Placement of the 13 TIF2 helices into closest proximity revealed their arrangement as a superhelix of outer diameter 42 × 46 Å. The superhelix has a left-handed twist and is extended by crystallographic symmetry, hence traversing the crystal (Fig. 6a). The height of a single turn is 66 Å with 13 repeats per turn. The projection of the asymmetric unit along the NCS axis is a barrel (Fig. 6b), albeit very different compared to the parallel α-helical barrels considered above. The helices are not arranged parallel to each other but are organized in pairs which point their C-termini towards each other and the N-termini are located on the surface of the superhelix (Fig. 6). This non-parallel arrangement of protomers may contribute to the absence of self-Patterson peaks and would have been difficult to anticipate from NCS analyses. The repeating unit in the superhelix is thus a pair of α-helices, one of which is shared by two individual turns. There are two pairs of leucine residues in the TIF2 sequence, Leu5/6 and Leu9/10, which interlace to form a continuous hydrophobic core in the superhelix (grey sticks in Figs. 6b and 6c). A similarly extended hydrophobic core is present in the packing of the P22 tailspike adhesin β-helix (Simkovsky & King, 2006), in armadillo repeats (Reichen et al., 2014) and in amyloid-β structures (Colletier et al., 2011). Together with a cholic acid ligand interaction (see below) this interdigitation of aliphatic residues seems to be the driving force for generating the TIF2 superhelix. The individual helices are quite similar to each other and superimpose with r.m.s.d. values of 0.12 ± 0.03 Å and 0.22 ± 0.06 Å, respectively, for secondary-structure matching of the main-chain atoms and for least-squares matching of all atoms including side chains (Fig. 7a). A central core of eight residues (NALLRYLL) is almost invariant among the protomers. The largest conformational differences are seen in the two C-terminal residues, which deviate from ideal α-helical geometry, the tips of the Glu1 and Arg7 side chains, and the carboxylate group of cholic acid (see below). Two sulfate ions are present per protomer; one is located close to the N-terminus and neutralizes the helix dipole, and the other is bound to the guanidinium side chain of Arg7. The acetyl group at the N-terminus of the TIF2 peptide continues the helical hydrogen-bonding pattern, effectively serving as a helix cap (Fig. 7a).
When bound to GR the TIF2 sequence NALLRYLL forms an eight-residue α-helix with frayed ends. In contrast, when crystallized alone the TIF2 peptide forms an α-helix over its entire length less the C-terminal aspartyl amide, but including the N-terminal acetyl group.
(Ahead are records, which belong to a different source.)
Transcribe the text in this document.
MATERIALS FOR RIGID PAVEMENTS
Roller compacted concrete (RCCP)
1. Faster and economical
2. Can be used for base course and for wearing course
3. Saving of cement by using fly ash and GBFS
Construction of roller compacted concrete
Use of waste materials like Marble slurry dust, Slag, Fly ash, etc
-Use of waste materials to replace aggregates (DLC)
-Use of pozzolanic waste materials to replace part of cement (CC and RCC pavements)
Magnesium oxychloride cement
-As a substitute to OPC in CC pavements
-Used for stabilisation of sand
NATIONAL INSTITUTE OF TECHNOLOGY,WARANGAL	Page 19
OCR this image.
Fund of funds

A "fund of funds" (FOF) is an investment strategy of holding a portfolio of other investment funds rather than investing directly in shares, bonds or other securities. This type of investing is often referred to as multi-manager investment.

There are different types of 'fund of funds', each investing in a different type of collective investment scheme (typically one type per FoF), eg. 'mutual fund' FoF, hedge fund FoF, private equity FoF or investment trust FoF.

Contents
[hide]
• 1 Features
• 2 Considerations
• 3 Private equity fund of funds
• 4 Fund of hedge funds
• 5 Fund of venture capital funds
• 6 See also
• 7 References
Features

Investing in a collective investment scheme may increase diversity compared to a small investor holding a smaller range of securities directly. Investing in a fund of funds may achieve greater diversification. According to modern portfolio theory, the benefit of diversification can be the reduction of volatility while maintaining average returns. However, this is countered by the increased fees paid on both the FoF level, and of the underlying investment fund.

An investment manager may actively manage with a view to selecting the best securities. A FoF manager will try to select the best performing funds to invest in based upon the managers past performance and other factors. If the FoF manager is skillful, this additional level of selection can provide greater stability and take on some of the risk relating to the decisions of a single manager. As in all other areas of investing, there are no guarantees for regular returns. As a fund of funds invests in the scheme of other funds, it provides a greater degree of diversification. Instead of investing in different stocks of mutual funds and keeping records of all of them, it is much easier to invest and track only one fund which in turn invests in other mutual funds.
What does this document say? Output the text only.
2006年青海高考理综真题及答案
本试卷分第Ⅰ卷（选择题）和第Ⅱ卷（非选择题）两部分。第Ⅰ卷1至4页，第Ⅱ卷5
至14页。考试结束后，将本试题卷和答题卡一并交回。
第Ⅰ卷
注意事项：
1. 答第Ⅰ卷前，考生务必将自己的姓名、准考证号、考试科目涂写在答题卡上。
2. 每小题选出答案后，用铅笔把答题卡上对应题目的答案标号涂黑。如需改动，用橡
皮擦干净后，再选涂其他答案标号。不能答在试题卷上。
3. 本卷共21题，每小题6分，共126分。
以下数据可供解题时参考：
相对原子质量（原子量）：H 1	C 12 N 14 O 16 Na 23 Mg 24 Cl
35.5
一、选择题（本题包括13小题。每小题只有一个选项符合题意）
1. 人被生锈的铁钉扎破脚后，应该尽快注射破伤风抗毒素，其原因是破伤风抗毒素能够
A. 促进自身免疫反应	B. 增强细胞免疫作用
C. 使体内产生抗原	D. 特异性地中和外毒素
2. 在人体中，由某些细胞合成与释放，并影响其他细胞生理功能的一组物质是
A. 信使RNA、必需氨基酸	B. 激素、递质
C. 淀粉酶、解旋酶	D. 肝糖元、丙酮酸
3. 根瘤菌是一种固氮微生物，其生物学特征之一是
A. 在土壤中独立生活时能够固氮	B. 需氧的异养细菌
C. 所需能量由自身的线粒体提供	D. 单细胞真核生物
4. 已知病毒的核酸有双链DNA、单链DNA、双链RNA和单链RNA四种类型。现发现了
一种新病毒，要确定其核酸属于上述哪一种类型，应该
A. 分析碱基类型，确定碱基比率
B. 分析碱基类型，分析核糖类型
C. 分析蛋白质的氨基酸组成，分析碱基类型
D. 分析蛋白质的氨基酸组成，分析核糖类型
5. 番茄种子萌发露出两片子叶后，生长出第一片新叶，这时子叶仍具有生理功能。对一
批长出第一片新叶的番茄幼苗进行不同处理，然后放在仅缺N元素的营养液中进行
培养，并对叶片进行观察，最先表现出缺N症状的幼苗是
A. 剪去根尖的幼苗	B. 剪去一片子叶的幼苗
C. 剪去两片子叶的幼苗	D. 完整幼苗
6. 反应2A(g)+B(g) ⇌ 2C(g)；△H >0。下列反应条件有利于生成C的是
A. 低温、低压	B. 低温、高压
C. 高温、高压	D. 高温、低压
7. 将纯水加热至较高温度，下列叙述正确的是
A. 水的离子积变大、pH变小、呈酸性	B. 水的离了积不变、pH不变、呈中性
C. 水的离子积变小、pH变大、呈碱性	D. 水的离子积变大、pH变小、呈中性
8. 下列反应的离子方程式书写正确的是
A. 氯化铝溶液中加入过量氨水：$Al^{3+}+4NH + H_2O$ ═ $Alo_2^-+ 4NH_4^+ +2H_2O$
The two TIF2 conformations superimpose with a main-chain atom r.m.s.d. of 0.7 Å and have their N-termini 4.5 Å away from each other (spheres in Fig. 7b). The conformation of TIF2 that is present in the superhelix would clash with residues from GR, explaining why the helix of the co-activator peptide must be shorter when bound to the receptor. There is currently no crystal structure available for the entire co-activator (the entire TIF2 has 1464 residues) or a structural domain encompassing the TIF2 motif that recognizes GR. Thus, at present it cannot be determined whether the co-activator helix has to partially melt in order to bind to GR or whether its conformation in the context of the co-activator is already the same as that seen in the GR/TIF2 complex.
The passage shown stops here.